Coleman–Mandula theorem (by Sidney Coleman and Jeffrey Mandula) [1] is a no-go theorem in theoretical physics. It states that "space-time and internal symmetries cannot be combined in any but a trivial way". Since "realistic" theories contain a mass gap, the only conserved quantities, apart from the generators of the Poincaré group, must be Lorentz scalars.

Question 1: Since this statement is only a theorem to physicists, I wonder whether there is a mathematical version and a mathematical proof of it?

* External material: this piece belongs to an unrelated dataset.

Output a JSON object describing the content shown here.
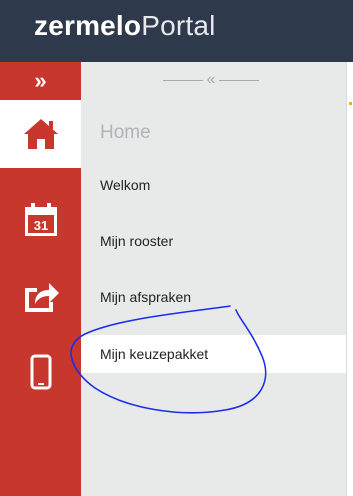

Question 2: Stating "space-time and internal symmetries cannot be combined in any but a trivial way" seems to be too restricted. For example, we are allowed to have twisted symmetries combining the spacetime bundle $G_{\text{spacetime}}$-bundle (like Spin, SO, Pin-groups) and the gauge $G_{\text{gauge}}$-bundle (like a compact Lie group SU(N)), and their connections in a nontrivial way (instead of being the product of bundles). Can we clarify this statement of Coleman–Mandula further --- what is a precise rigorous restriction?

[1] Sidney Coleman, Jeffrey Mandula, "All Possible Symmetries of the S Matrix, "Physical Review, 159(5), 1967, pp. 1251–1256.